Inevitably, some observers believe the circumstantial evidence against the IRA is all too convenient. Some Sinn Fein members and sympathisers have begun to mention the “securicrats”, forces within the British and Northern Irish military-political establishments who have long been hostile to their party and the peace process. Wasn’t it handy that just as alleged IRA “criminality” was all over the political and media agenda, a high-profile crime occurred bearing conspicuous IRA hallmarks? Isn’t the one force that can compete with the IRA for discipline and competence the one that fought it to a stalemate for nearly 30 years? And couldn’t those same dark securicrats, having carried out the crime, perhaps for a combination of political and financial gain, now be feeding black propaganda to the previously “even-handed” police chief to implicate the IRA?
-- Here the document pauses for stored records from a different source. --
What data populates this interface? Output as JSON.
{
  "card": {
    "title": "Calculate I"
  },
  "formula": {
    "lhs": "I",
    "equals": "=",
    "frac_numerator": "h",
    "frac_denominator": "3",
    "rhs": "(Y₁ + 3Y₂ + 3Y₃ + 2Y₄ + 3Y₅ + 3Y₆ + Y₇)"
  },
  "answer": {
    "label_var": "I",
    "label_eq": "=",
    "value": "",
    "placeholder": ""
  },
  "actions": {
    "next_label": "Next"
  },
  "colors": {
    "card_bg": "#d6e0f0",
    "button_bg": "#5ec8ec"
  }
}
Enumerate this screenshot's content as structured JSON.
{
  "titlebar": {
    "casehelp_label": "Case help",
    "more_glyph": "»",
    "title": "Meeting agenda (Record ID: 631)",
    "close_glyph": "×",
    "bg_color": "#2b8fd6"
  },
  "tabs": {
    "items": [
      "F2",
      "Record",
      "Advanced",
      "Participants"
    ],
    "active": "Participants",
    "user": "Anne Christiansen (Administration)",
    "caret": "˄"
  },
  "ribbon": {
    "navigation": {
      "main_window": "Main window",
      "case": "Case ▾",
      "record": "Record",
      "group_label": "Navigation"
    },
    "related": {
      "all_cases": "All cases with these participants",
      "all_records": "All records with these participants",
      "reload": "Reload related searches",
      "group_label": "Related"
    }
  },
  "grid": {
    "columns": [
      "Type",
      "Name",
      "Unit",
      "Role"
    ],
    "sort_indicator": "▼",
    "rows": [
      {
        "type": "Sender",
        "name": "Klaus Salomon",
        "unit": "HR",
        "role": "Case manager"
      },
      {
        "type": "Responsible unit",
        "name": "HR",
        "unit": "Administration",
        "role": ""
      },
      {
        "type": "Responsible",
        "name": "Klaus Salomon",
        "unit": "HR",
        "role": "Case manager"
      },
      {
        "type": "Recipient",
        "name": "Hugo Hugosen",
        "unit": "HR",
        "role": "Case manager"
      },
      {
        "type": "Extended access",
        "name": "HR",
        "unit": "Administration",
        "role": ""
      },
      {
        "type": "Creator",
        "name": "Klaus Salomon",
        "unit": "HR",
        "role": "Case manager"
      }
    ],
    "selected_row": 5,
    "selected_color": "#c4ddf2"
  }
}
Like most conspiracy theories, it’s plausible. So far, the best argument against it has been the half-heartedness with which it has been advanced. But until someone is arrested with a barn full of banknotes, and maybe even after that, the argument is still in play.
The police, by the way, are saying most of the stolen notes are useless. In the UK, several banks are authorised to print money, and the cops say most of the heist consists of Northern Bank notes. The bank is recalling all its printed money, and issuing notes in a new colour. Orde says it means the robbers now own a huge waste-paper collection, but here as everywhere in the world you simply cannot believe what police say when they are clearly trying to affect the behaviour of suspects. At any rate, even by this account of the haul there are several million pounds in cash that scarcely needs laundering, a nice payday for someone out there.
If “someone” is indeed the IRA, there is remarkably little debit side to this payday. The political process was going to be on hold until the UK elections anyway, so Sinn Fein faces no awkward, unpalatable dilemmas about voting, in the name of “power-sharing”, to make the ranting anti-Catholic bigot, Rev Ian Paisley, the political leader of Northern Ireland, still under British rule. And this political hold-up also means there is no urgent need for the party to sign on to the Northern Ireland Policing Board. These were the concessions most agonising for the republican grassroots, and now they are no more available than they are desirable. The robbery simply underlines this.
There will, of course, be a concerted effort to make the party suffer electorally because of the heist, but in Northern Ireland as everywhere in the world working-class people are not notably hostile to bank-robbers, especially those who draw no blood while collecting the money. And Sinn Fein’s rival for Irish-nationalist votes in the North, the SDLP, is a dilapidated shell of its former self, almost certainly incapable of rousing itself this side of the election. Southern voters would be more susceptible to the coming political and media blitz to demonise Sinn Fein, and they have more political alternatives, but elections for a Dublin government are still probably years away.
Years away, too, is any chance of a power-sharing executive in Northern Ireland, because the arguments, eventual criminal charges and court cases arising from the bank-job are likely to drag on. Instead, we’ll have the politically ugly sight of direct rule from London, which could itself further enhance the prospects for Irish-republican politics. What remains very, very unlikely is any significant return to a shooting war in the North’s streets, because there is virtually no appetite for it.
All of which suggests that if the IRA didn’t carry out the Northern Bank robbery, then perhaps it should have.